THE INDIAN CONTACT
ACT, 1872
The law of contract in India is contained in the
Indian Contract Act, 1872. This act is based
mainly on English Common Law which is to a
large extent made up of judicial precedence.
(There being no separate Contract Act in
England). It extends to the whole of India
except the State of Jammu and Kashmir and
came into force on the first day of September
1872. The Act is not exhaustive. It does not deal
with all branches of the law of contract. There
are separate Acts which deal with contracts
relating to negotiable instruments, transfer of
property, sales of goods, partnership, insurance,
etc. Again the Act does not affect any usage or
custom of trade (Sec. 1). A minor amendment in
Section 28 of the Act was made by the Indian
Contract (Amendment) Act, 1996.
Definition of Contract
According to Section 2(h) of the Indian Contract
Act: “An agreement enforceable by law is a
Contract”. A Contract, therefore, is an
agreement the object of which is to create a
legal obligation i.e., a duty enforceable by law.

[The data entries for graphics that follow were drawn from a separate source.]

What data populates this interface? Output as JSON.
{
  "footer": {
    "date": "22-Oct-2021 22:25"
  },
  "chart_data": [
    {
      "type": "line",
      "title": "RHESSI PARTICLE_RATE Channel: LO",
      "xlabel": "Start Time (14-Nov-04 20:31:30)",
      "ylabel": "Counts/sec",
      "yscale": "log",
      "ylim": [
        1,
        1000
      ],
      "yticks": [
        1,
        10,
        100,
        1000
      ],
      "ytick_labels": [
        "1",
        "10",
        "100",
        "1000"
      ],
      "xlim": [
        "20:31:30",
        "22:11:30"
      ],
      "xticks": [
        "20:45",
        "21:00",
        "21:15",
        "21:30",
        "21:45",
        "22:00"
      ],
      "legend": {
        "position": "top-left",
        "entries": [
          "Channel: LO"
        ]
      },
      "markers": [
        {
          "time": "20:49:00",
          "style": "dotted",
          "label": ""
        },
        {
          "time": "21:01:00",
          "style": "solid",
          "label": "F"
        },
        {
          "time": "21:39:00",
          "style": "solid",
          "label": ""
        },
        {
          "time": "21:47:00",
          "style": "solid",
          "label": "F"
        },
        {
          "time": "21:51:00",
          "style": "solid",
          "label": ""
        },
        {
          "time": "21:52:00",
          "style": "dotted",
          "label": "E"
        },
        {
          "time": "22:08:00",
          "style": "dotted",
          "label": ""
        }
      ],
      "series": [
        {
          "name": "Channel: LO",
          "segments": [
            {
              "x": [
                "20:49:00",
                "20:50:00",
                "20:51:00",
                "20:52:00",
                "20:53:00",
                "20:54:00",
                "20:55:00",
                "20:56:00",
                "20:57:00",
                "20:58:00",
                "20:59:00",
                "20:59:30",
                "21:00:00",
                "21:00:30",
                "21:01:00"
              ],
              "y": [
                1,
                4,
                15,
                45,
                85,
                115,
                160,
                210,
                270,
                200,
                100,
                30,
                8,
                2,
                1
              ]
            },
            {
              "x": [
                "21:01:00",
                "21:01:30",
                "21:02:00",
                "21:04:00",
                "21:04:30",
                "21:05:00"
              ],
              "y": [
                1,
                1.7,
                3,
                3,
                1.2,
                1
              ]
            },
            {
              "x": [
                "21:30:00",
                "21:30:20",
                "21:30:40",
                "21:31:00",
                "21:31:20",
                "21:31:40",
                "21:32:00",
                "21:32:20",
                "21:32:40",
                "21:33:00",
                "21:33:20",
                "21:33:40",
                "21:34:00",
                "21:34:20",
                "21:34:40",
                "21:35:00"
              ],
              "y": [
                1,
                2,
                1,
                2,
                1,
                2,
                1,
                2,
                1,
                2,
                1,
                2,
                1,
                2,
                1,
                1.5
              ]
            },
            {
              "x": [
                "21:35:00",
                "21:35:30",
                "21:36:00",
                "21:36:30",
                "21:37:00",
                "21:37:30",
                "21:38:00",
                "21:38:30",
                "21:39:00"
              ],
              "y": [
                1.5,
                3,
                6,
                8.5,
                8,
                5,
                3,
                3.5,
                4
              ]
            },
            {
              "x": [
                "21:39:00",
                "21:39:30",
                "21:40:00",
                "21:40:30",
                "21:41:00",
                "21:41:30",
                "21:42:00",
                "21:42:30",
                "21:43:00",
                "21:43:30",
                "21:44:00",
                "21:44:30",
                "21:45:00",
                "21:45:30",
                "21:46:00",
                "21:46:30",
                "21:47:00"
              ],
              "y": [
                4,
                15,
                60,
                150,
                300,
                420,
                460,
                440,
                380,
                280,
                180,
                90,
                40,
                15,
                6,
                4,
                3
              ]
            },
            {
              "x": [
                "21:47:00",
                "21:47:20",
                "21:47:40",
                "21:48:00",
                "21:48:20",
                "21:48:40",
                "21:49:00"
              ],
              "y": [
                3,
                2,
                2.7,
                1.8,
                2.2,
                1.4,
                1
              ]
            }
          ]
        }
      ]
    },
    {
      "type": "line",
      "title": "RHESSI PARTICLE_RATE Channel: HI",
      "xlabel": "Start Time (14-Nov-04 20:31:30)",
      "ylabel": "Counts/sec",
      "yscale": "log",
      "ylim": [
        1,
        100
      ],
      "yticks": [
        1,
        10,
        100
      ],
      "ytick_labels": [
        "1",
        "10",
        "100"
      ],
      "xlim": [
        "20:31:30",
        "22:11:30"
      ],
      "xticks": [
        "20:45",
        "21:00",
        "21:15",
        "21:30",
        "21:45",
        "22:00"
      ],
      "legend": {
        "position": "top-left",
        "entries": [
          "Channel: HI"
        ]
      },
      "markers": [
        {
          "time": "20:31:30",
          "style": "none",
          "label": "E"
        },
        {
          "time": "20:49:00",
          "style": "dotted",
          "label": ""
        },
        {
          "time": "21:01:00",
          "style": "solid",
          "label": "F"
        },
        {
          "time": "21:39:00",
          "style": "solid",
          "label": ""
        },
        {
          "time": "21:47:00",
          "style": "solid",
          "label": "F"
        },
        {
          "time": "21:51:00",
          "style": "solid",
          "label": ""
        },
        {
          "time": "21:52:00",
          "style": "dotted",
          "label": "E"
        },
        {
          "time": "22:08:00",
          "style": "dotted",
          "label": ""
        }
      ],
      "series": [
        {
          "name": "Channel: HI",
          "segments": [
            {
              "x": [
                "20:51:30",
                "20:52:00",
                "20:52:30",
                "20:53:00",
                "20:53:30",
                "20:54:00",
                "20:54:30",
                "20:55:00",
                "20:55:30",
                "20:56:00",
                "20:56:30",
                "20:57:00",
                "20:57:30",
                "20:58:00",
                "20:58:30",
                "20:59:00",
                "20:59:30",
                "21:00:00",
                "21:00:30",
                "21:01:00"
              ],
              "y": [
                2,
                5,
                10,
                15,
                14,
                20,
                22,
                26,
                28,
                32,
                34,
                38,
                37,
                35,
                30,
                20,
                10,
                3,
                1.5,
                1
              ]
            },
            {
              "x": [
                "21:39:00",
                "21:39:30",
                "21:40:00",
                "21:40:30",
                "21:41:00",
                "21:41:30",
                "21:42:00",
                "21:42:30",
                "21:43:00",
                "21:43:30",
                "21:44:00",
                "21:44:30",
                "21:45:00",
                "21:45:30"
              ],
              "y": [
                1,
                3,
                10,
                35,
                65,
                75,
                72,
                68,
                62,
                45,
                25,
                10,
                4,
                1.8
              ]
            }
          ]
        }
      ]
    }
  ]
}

From the above definition, we can find that a
contract essentially consists of two elements: (a)
An agreement, and (b) Legal obligation i.e., a
duty enforceable by law.
Kinds of Contracts
Valid Contract:
A valid contract is an agreement
enforceable by law. An agreement becomes
enforceable by law when all the essential
elements of a valid contract are present.
Voidable Contract:
According to Section 2 (i), “an agreement
which is enforceable by law at the option of
one or more of the parties thereto, but not at
the option of the other or others, is a
voidable contract”. Thus, a voidable contract
is one which is enforceable by law at the
option of one of the parties. Until it is
avoided or rescinded by the party entitled to
do so by exercising his option in that behalf,
it is a valid contract.
Usually a contract becomes voidable when
the consent of one of the parties to the
contract is obtained by coercion, undue
influence, misrepresentation or fraud. Such a
contract is voidable at the option of the
aggrieved party, i.e., the party whose
consent was so caused (Sec. 19 and Sec. 19
A). But the aggrieved party must exercise
his option of rejecting the contact (a) within
a reasonable time, and (b) before the rights
of third parties intervene, otherwise the
contract cannot be repudiated.
Void Contract:
Literally the word ‘void’ means ‘not
Binding in law’. According to the term ‘void
contract' implies a useless contract which
has no legal effect at all. Such a contract is a
nullity, as for there has been no contract at
all.
Section 2(j) defines:
“ A contract with ceases to be enforceable
by law becomes void, when it ceases to be
enforceable.” It follows from the definition
that a void contract is not void from it’s
inception and that it is valid and binding on
the parties when originally entered but
subsequent to its formation it becomes
invalid and destitute of legal effect because
of certain reasons.
The reasons which transform a valid
contract into a void contract as given in the
Contract Act are as follows:
1. Supervening impossibility (Sec. 56 )
2. Subsequent illegality (Sec. 56)
3. Repudiation of a voidable contract.
4. In the case of a contract contingent
on the happening of an uncertain future
event, if that event becomes impossible.